By Spy Uganda
Kampala: The Ugandan Olympic team member who tested positive for COVID-19 upon arrival in Japan has been confirmed to have infected with the Delta variant, Japan’s Olympic Minister Marukawa Tamayo said here on Friday.
A Ugandan whose names are still withheld reportedly a coach in the nine-member delegation tested positive after arriving at Tokyo’s Narita Airport on Saturday last week and now it has been confirmed that he has been infected with the highly contagious Delta variant first detected in India.
The man has no symptoms, according to a health ministry official, but a second member tested positive for the virus after traveling to Izumisano City of Osaka Prefecture for a pre-Olympic training camp.
Two drivers and two attendants who were on the bus, as well as three city officials, have been designated as having had close contact with the infected team members.
The incident caused an immediate stir in Japan, where a majority of people polled by Japanese media are against the Olympics going ahead in its current format. Several media outlets also claim it proves the difficulty of creating a secure bubble for the Olympics.
Japanese infectious disease experts have warned that signs of another COVID-19 rebound in Tokyo are beginning to emerge only days after the capital’s state of emergency was lifted.
A total of 562 positive cases were confirmed in the Japanese capital on Friday. The figure is up 109 from a week earlier, marking a week-on-week increase of more than 100 for the third day in a row.
The Delta variant also could account for half of all new cases in the greater Tokyo metropolitan area by early July, according to projections by the National Institute of Infectious Diseases, the Japan Times said.
According to the Director-General of the World Health Organization Dr.
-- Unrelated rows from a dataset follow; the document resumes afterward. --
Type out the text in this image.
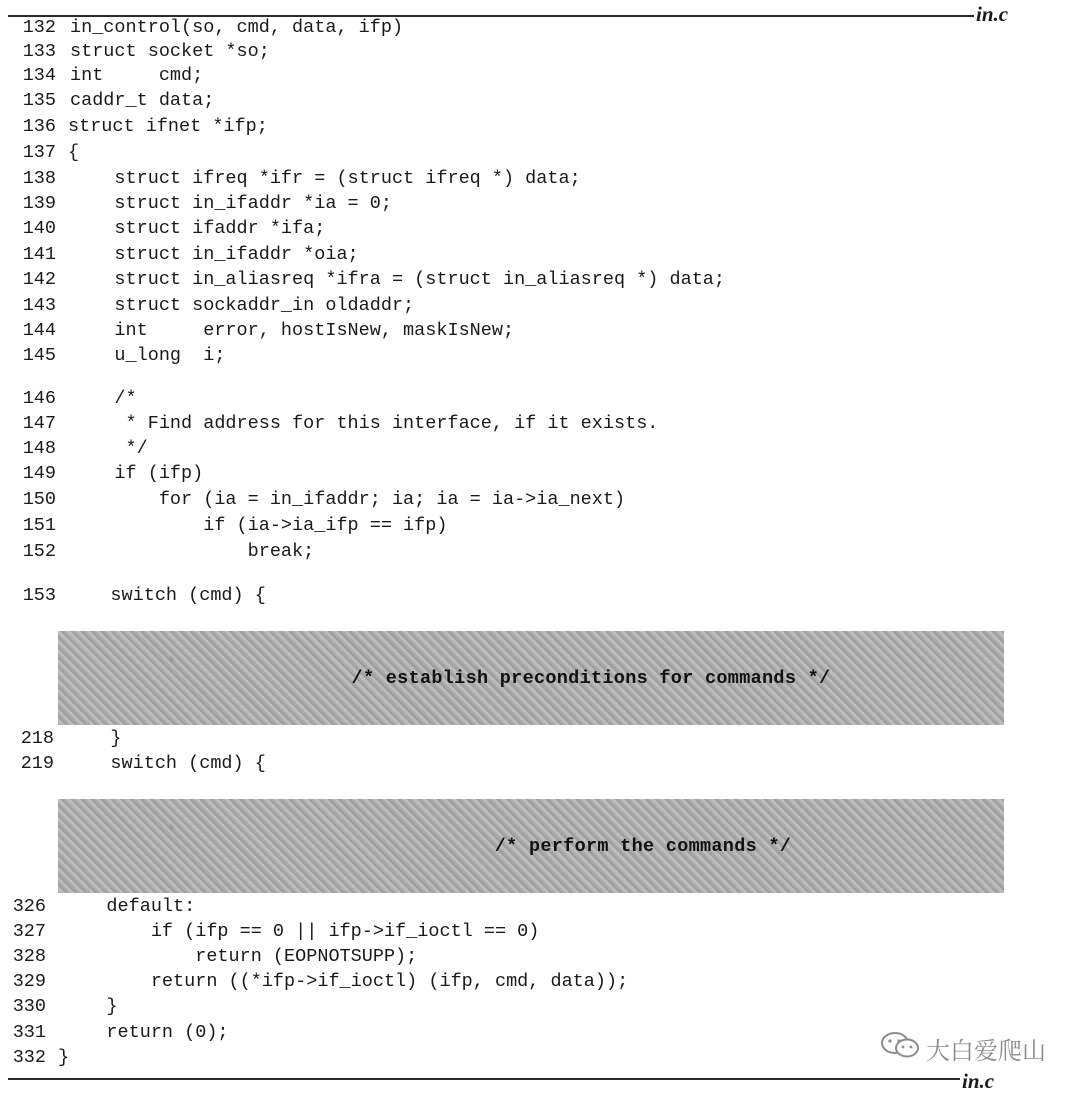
in.c
132 in_control(so, cmd, data, ifp)
133 struct socket *so;
134 int     cmd;
135 caddr_t data;
136 struct ifnet *ifp;
137 {
138 struct ifreq *ifr = (struct ifreq *) data;
139 struct in_ifaddr *ia = 0;
140 struct ifaddr *ifa;
141 struct in_ifaddr *oia;
142 struct in_aliasreq *ifra = (struct in_aliasreq *) data;
143 struct sockaddr_in oldaddr;
144 int     error, hostIsNew, maskIsNew;
145 u_long  i;
146 /*
147 * Find address for this interface, if it exists.
148 */
149 if (ifp)
150 for (ia = in_ifaddr; ia; ia = ia->ia_next)
151 if (ia->ia_ifp == ifp)
152 break;
153 switch (cmd) {
/* establish preconditions for commands */
218 }
219 switch (cmd) {
/* perform the commands */
326 default:
327 if (ifp == 0 || ifp->if_ioctl == 0)
328 return (EOPNOTSUPP);
329 return ((*ifp->if_ioctl) (ifp, cmd, data));
330 }
331 return (0);
332 }	大白爱爬山
in.c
Tedros Adhanom Ghebreyesus, the COVID-19’s delta variant is the most transmissible mutation to date.
Dr Ghebreyesus told journalists at a regular briefing on Friday that Delta has been identified in at least 85 countries and is spreading rapidly among unvaccinated populations. A surge in cases translates to more hospitalizations, which continue to stretch healthcare workers and health systems while putting more at risk of death, according to the WHO chief.
“that’s what viruses do, they evolve” and stressed that by preventing transmission, we can stem the emergence of variants. “It’s quite simple: more transmission, more variants. Less transmission, fewer variants”, Tedros spelled out, upholding that it is even more urgent today to prevent transmission by consistently using public health and social measures along with vaccines.
Maria Van Kerkhove, WHO Technical Lead on COVID-19, said, “the world situation is very fragile” and “countries must be cautious”. Noting that Delta has proved “extremely contagious in any country it reaches”, she cautioned that it is being transmitted among unvaccinated people, “even in countries with high percentages of immunization”. “The delta variant can make the epidemic curve exponentially”, added Dr Van Kerkhove.